Título: Câmbio desfavorável freia os investimentos de multinacionais
Autor: Agnaldo Brito
Fonte: O Estado de São Paulo, 19/02/2006, Economia & Negócios, p. B4

Câmbio desfavorável freia os investimentos de multinacionais Aumento dos custos em reais e desvalorização do dólar abalam as 'plataformas de exportação'

Sem alarde, as multinacionais presentes no País iniciaram a redução dos investimentos em bases de exportação, indica levantamento em vários setores feito pelo Estado. Para o mercado interno, os projetos estão mantidos, mas a situação nas chamadas "plataformas de exportação" começa a ficar crítica. O forte aumento dos custos em reais, agravado pelas sucessivas desvalorizações do dólar, afetou em cheio a rentabilidade da indústria exportadora. A repetição deste cenário esfriou o interesse em investir para exportar, em alguns casos já há desindustrialização. A ordem dos acionistas é reduzir a exposição no País.

A Bunge, a maior do complexo soja em operação no Brasil, acaba de anunciar a suspensão de quase US$ 1 bilhão em investimento para aumento de capacidade, além de fechar nove fábricas. A ADM, concorrente da Bunge, também fechou duas unidades industriais e reduziu em 30% a capacidade de processamento de soja no País. Os grupos Saint-Gobain e Rhodia não fecharam fábricas, mas frearam novos investimentos.

O Instituto de Estudos para o Desenvolvimento Industrial (Iedi), alerta que já há sinais de retração de investimentos das múltis no indicador do Banco Central que apura o Investimento Estrangeiro Direto (IED). Em dois setores importantes da indústria (metalurgia básica e produtos químicos, por exemplo) houve forte redução de investimentos em 2005. No primeiro caso, o ingresso de capital caiu 62%, foi de US$ 817 milhões para US$ 310 milhões. Em produtos químicos, houve um corte de 44%, de US$ 1,363 bilhão em 2004 para US$ 764 milhões no ano passado.

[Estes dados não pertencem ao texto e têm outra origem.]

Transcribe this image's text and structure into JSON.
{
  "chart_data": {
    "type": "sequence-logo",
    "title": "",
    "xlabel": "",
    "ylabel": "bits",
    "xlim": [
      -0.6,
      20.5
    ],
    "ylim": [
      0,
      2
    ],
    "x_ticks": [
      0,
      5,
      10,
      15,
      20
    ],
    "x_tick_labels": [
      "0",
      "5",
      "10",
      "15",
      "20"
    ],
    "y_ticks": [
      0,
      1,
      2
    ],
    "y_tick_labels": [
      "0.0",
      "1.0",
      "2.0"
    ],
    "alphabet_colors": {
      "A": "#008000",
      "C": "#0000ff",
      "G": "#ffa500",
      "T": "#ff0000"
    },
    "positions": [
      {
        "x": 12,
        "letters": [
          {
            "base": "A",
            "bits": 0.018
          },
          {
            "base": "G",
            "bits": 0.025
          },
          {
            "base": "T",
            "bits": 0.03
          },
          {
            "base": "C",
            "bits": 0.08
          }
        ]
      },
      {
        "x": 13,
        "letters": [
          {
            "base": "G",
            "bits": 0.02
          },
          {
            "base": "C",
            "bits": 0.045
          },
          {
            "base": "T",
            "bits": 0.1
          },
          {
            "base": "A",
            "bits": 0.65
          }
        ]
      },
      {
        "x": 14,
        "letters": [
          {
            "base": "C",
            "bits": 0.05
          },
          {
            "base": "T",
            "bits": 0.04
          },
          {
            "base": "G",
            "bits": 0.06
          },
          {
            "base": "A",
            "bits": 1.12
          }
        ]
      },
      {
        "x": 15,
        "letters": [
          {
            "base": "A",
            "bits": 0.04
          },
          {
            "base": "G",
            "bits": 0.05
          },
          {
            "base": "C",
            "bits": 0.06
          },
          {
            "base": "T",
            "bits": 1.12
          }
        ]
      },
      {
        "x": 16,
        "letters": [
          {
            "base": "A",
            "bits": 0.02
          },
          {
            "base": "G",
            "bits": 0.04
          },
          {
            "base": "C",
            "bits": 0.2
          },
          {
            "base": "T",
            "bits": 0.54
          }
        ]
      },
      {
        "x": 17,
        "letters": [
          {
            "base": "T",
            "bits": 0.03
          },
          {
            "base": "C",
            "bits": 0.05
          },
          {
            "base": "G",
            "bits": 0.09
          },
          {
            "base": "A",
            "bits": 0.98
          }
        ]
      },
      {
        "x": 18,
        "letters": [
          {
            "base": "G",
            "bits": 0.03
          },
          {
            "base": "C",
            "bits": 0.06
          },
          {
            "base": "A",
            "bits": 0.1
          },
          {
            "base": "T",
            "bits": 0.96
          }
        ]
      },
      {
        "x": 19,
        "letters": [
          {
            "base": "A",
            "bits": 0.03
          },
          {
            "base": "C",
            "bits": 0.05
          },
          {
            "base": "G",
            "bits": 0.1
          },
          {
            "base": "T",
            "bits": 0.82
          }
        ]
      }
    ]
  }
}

O ingresso global de divisas para o setor industrial em 2005 cresceu 12,6% e atingiu US$ 6,52 bilhões. "No geral, houve melhora. Mas já é possível verificar a redução dos investimentos em setores exportadores e isso só pode ser um efeito da situação cambial", avalia Julio Gomes de Almeida, diretor-executivo do Iedi.

O governo está preocupado com a perda de competitividade na indústria exportadora. O ministro do Desenvolvimento, Indústria e Comércio Exterior, Luiz Fernando Furlan, chegou a falar em "mudanças" na área cambial na última terça-feira. Enquanto isso, o dólar cai.

Sexta-feira, a moeda americana fechou cotada em R$ 2,125. Neste ano, a valorização do real já supera os 9%, o que torna os custos em reais um inimigo cada dia maior. Não é uma situação nova, mas o problema tem se agravado. Em 2005, a valorização acumulada foi de 16,75%. "A situação equivale a um brutal corte do Imposto de Importação e ao mesmo tempo uma elevação gigantesca do Imposto de Exportação", ironiza José Ricardo Roriz Coelho, diretor do Departamento de Competitividade e Tecnologia da Federação das Indústrias do Estado de São Paulo (Fiesp).

A dor de cabeça dos executivos das subsidiárias exportadoras neste momento varia conforme o mercado. É mais intensa entre os diretores de empresas que produzem semimanufaturados e manufaturados com forte dependência de custos internos baixo.

"Taxa de câmbio para produtos industrializados é fator muito importante. O Brasil começará a enxergar agora os reflexos da política cambial", pondera Daniela Prates, pesquisadora do Centro de Estudos de Conjuntura e Política Econômica do Instituto de Economia da Unicamp.

De acordo com a pesquisadora, desde o ano passado as exportações de manufaturados evoluíram pouco. Passaram de US$ 262 milhões para US$ 273 milhões. As de semimanufaturados passaram de US$ 62 milhões para US$ 63 milhões por mês. "Os dados mostram que as exportações de industrializados começaram a andar de lado", disse.

CORTE DE CUSTO

Com 30% do faturamento atrelado à exportação, a Divisão de Transmissões da Eaton no Brasil já recebeu um pedido da montadora: terá mais uma vez de cortar custos para manter o fornecimento.

"A indústria automotiva já pediu um corte de até 10% no custo", diz Carlos Alberto Briganti, vice-presidente da Eaton para América Latina. Para Briganti, há limites para novos ganhos de produtividade na cadeia automotiva, um setor que deixou de ser inflado em custos há muito tempo.

Segundo o executivo, o desafio posto à corporação agora não é o de apenas manter os contratos. A elevação de custos provocada pela valorização do real reduz a competitividade na disputa por novos contratos. "É o futuro o problema", diz.